Dean Andrew Perlman, legal innovation leader, joins ABA team responding to AI challenges and opportunities
Dean Andrew Perlman
Dean Andrew Perlman

Suffolk University Law School Dean Andrew Perlman has been named to the Advisory Council of the American Bar Association’s (ABA) AI Task Force. As the largest lawyer and law student organization in the world, the ABA and its artificial intelligence advisors will help the legal community to identify the benefits and risks of continually changing AI and machine-learning systems and capabilities.

Dean Perlman is a nationally recognized voice on the intersection of law and technology, spearheading Suffolk Law’s Legal Innovation and Technology ecosystem.

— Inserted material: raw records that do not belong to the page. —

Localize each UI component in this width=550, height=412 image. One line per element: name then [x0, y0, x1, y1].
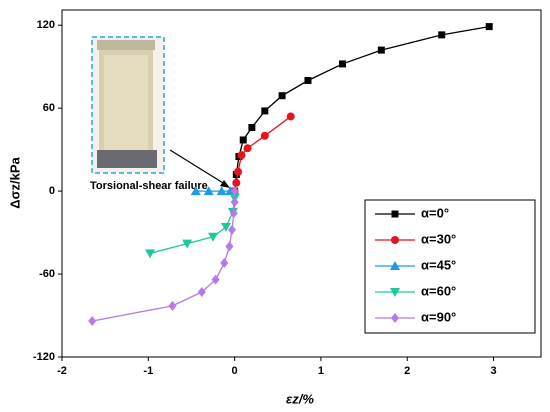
marker: [261, 107, 269, 115]
legend-label: α=90°: [421, 309, 456, 324]
legend-label: α=45°: [421, 257, 456, 272]
marker: [216, 186, 227, 196]
marker: [286, 112, 295, 121]
y-tick-label: 0: [49, 185, 55, 197]
marker: [88, 316, 97, 327]
arrow-head: [220, 180, 230, 188]
marker: [228, 224, 237, 235]
marker: [225, 241, 234, 252]
marker: [438, 31, 446, 39]
inset-photo: [91, 36, 165, 174]
x-tick-label: 1: [318, 365, 324, 377]
marker: [391, 313, 399, 323]
marker: [168, 300, 177, 311]
y-axis-label: Δσz/kPa: [7, 156, 22, 208]
marker: [391, 210, 399, 218]
marker: [211, 274, 220, 285]
annotation-arrow: [169, 149, 229, 187]
marker: [208, 232, 219, 242]
series-line: [92, 191, 236, 322]
x-tick-label: 2: [404, 365, 410, 377]
marker: [237, 151, 246, 160]
plot-frame: [61, 9, 542, 358]
marker: [391, 236, 399, 244]
x-tick-label: 3: [490, 365, 496, 377]
marker: [182, 239, 193, 249]
marker: [230, 186, 239, 197]
x-tick-label: 0: [232, 365, 238, 377]
legend-label: α=30°: [421, 231, 456, 246]
x-axis-label: εz/%: [286, 391, 314, 406]
legend-label: α=60°: [421, 283, 456, 298]
marker: [390, 288, 400, 297]
x-tick-label: -2: [57, 365, 67, 377]
marker: [145, 249, 156, 259]
marker: [190, 186, 201, 196]
marker: [260, 131, 269, 140]
marker: [203, 186, 214, 196]
marker: [229, 208, 238, 219]
marker: [377, 46, 385, 54]
marker: [390, 261, 400, 270]
marker: [338, 60, 346, 68]
marker: [243, 144, 252, 153]
marker: [304, 77, 312, 85]
marker: [220, 257, 229, 268]
legend-label: α=0°: [421, 205, 449, 220]
annotation: Torsional-shear failure: [90, 180, 208, 192]
y-tick-label: -120: [33, 351, 55, 363]
y-tick-label: 60: [43, 102, 55, 114]
marker: [234, 167, 243, 176]
marker: [232, 178, 241, 187]
x-tick-label: -1: [143, 365, 153, 377]
series-line: [149, 197, 236, 254]
marker: [230, 197, 239, 208]
y-tick-label: -60: [39, 268, 55, 280]
marker: [220, 223, 231, 233]
marker: [485, 23, 493, 31]
marker: [197, 287, 206, 298]
marker: [248, 124, 256, 132]
series-line: [233, 25, 490, 192]
marker: [278, 92, 286, 100]
y-tick-label: 120: [37, 19, 55, 31]
marker: [239, 136, 247, 144]
legend: α=0° α=30° α=45° α=60° α=90°: [364, 199, 536, 334]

He regularly appears in national media to discuss legal technology topics in outlets including Reuters and Bloomberg, and his work on generative AI was recently mentioned on Fareed Zakaria GPS. The school’s legal technology and innovation programs are consistently ranked among a handful of the top such programs in the country.

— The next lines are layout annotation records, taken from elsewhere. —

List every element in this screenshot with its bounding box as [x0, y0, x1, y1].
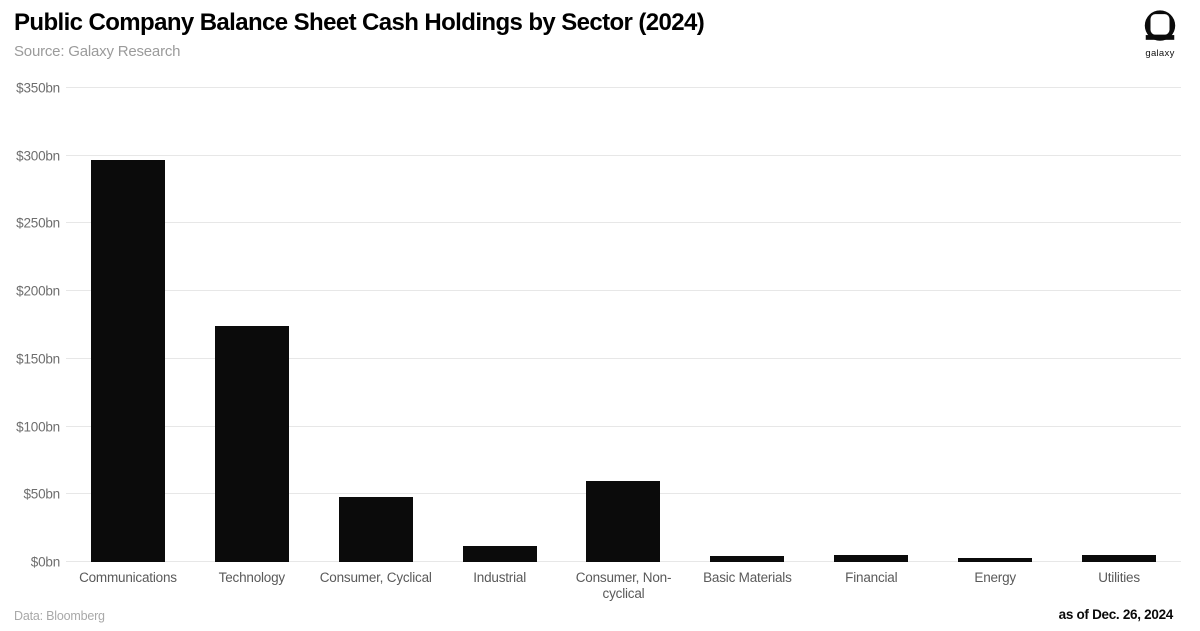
x-axis: Communications Technology Consumer, Cyclic… [66, 570, 1181, 602]
bar-financial [834, 554, 909, 562]
bar-slot-consumer-non-cyclical [562, 88, 686, 562]
y-tick-label-350: $350bn [16, 80, 60, 96]
bar-utilities [1082, 555, 1157, 562]
bar-communications [90, 159, 165, 562]
galaxy-logo-icon [1144, 10, 1176, 41]
galaxy-logo-wordmark: galaxy [1145, 48, 1175, 59]
y-tick-label-250: $250bn [16, 215, 60, 231]
x-tick-label-technology: Technology [218, 570, 286, 585]
bar-basic-materials [710, 555, 785, 562]
x-tick-label-consumer-non-cyclical: Consumer, Non-cyclical [575, 570, 672, 601]
x-tick-label-industrial: Industrial [473, 570, 526, 585]
bar-slot-technology [190, 88, 314, 562]
y-axis: $0bn $50bn $100bn $150bn $200bn $250bn $300bn $… [0, 81, 60, 570]
bar-slot-financial [809, 88, 933, 562]
gridline-300 [66, 154, 1181, 156]
x-tick-label-consumer-cyclical: Consumer, Cyclical [319, 570, 432, 585]
chart-title: Public Company Balance Sheet Cash Holdin… [14, 9, 705, 36]
gridline-100 [66, 425, 1181, 427]
bar-slot-basic-materials [685, 88, 809, 562]
x-tick-label-financial: Financial [845, 570, 898, 585]
y-tick-label-50: $50bn [23, 486, 60, 502]
bar-consumer-cyclical [338, 497, 413, 562]
gridline-350 [66, 87, 1181, 88]
bar-slot-industrial [438, 88, 562, 562]
y-tick-label-100: $100bn [16, 419, 60, 435]
plot-area [66, 87, 1181, 562]
gridline-150 [66, 357, 1181, 359]
bar-industrial [462, 545, 537, 562]
y-tick-label-0: $0bn [30, 554, 60, 570]
galaxy-logo: galaxy [1136, 8, 1184, 59]
bar-consumer-non-cyclical [586, 480, 661, 562]
x-tick-label-communications: Communications [79, 570, 177, 585]
bar-technology [214, 326, 289, 562]
chart-subtitle: Source: Galaxy Research [14, 43, 181, 60]
x-tick-label-basic-materials: Basic Materials [703, 570, 792, 585]
bar-slot-utilities [1057, 88, 1181, 562]
y-tick-label-150: $150bn [16, 351, 60, 367]
x-tick-label-energy: Energy [974, 570, 1016, 585]
gridline-250 [66, 222, 1181, 224]
bar-slot-consumer-cyclical [314, 88, 438, 562]
y-tick-label-300: $300bn [16, 148, 60, 164]
x-tick-label-utilities: Utilities [1098, 570, 1140, 585]
bar-slot-communications [66, 88, 190, 562]
bar-energy [958, 557, 1033, 562]
as-of-date: as of Dec. 26, 2024 [1058, 607, 1174, 622]
gridline-200 [66, 290, 1181, 292]
bar-slot-energy [933, 88, 1057, 562]
data-source-note: Data: Bloomberg [14, 609, 105, 623]
y-tick-label-200: $200bn [16, 283, 60, 299]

Special advisors to the task force include Michael Chertoff, Former U.S. Secretary of Homeland Security and Michelle K. Lee, former director of the U.S. Patent and Trade Office.

The ABA, with the help of task force members, will be making recommendations and articulating principles to help ensure that the creation and incorporation of AI by lawyers is done in accordance with the law and well-accepted legal standards.

The mission of the AI Task Force is to address the impact of AI on the legal profession and the practice of law; provide insights on developing and using AI in a trustworthy and responsible manner; and identify ways to address AI risks. The task force will focus on six critical issues: AI and the profession, AI risk management, AI and access to justice, AI governance, AI challenges – generative AI, and AI and legal education.

Dean Perlman was the chief reporter of the American Bar Association’s Commission on Ethics 20/20, which was responsible for updating the ABA Model Rules of Professional Conduct to reflect changes in technology. He also served as the vice chair of the ABA Commission on the Future of Legal Services, which produced projects and recommendations that used technology to improve how legal services are delivered and accessed. He served as the inaugural chair of the governing council of the ABA’s Center for Innovation.